La construcción del nuevo acuario de Mazatlán, Mar de Cortés, el primer proyecto de asociación público-privada en el sector turístico en México, tiene un avance físico de 60% y su inauguración está planeada para octubre próximo, seis meses después de lo planeado.

A la fecha, la inversión contemplada es de 1,450 millones de pesos, de los cuales 60% fueron aportados por la empresa Kingu Mexicana, del empresario hotelero Ernesto Coppel Kelly, y el resto por el Fondo Nacional de Infraestructura (Fonadin) y por la Secretaría de Turismo, a través del Fondo Nacional de Fomento al Turismo (Fonatur).

“Teníamos un buen ritmo y la pandemia nos retrasó porque muchos de los proveedores, sobre todo internacionales, detuvieron su actividad y la entrega de equipos y materiales. Además, tuvimos que ajustar el costo del proyecto al incrementarse 22% a lo presupuestado originalmente, pero los recursos son del sector privado, el gobierno ya no aportará nada más”, dijo el representante de Kingu, Guillermo Zerecero.

El nuevo acuario se desarrolla en una superficie de 26,000 metros cuadrados, y para llenar sus estanques se requerirá de 4 millones de litros de agua. Contará con 19 salas de exposición, cuatro patios interiores, en su apertura se prevé contar con 260 especies y un total de 5,000 ejemplares.

Además, contará con un auditorio para 240 personas, en cuya cúpula se proyectarán contenidos aportados por la fundación canadiense Ocean Wise, que es el principal socio estratégico en temas marinos.

A la fecha, en la construcción han participado 67 empresas sinaloenses, seis extranjeras y 34 nacionales.

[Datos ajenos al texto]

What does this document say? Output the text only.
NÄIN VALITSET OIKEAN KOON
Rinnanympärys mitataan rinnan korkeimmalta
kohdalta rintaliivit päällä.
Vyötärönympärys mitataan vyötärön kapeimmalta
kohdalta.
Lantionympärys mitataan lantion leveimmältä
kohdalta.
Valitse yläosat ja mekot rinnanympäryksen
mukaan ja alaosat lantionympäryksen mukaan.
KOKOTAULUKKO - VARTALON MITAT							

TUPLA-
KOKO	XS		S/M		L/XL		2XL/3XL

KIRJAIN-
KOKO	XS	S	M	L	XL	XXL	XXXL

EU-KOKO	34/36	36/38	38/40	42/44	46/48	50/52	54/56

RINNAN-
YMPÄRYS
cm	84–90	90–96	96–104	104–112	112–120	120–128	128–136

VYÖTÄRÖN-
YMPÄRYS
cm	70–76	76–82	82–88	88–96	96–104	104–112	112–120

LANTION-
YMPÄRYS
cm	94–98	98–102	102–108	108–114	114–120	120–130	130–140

En los momentos de mayor actividad sumaron 594 trabajadores en un día.

Atractivo de nivel internacional

“Estamos muy entusiasmados porque el acuario va a generar un nuevo atractivo de nivel internacional para Mazatlán, y eso impulsará la actividad económica local, que es lo que busca el señor Ernesto Coppel Kelly. Su inauguración será una gran fiesta y tenemos previsto que cada año reciba a 700,000 visitantes, de los cuales cerca de 1,000 serán estudiantes que entrarán gratuitamente”, agregó Zerecero.

Sobre las dimensiones del nuevo acuario, el directivo explicó que, por ejemplo, el Acuario Inbursa de la Ciudad de México utiliza una cantidad menor de agua y cuenta con menos especies.

–Varios destinos turísticos de México pretenden renovar sus acuarios o tener uno, ¿los han buscado para llevar esta experiencia a otros sitios?

–Sí, nos los han pedido, sin embargo, somos una empresa que no nos dedicamos a esto; ahora lo hacemos con mucho gusto, calidad y con los socios adecuados. No queremos salir a hacer otros acuarios porque no es nuestra chamba. Este acuario lo hicimos para apoyar a Mazatlán en todos los sentidos.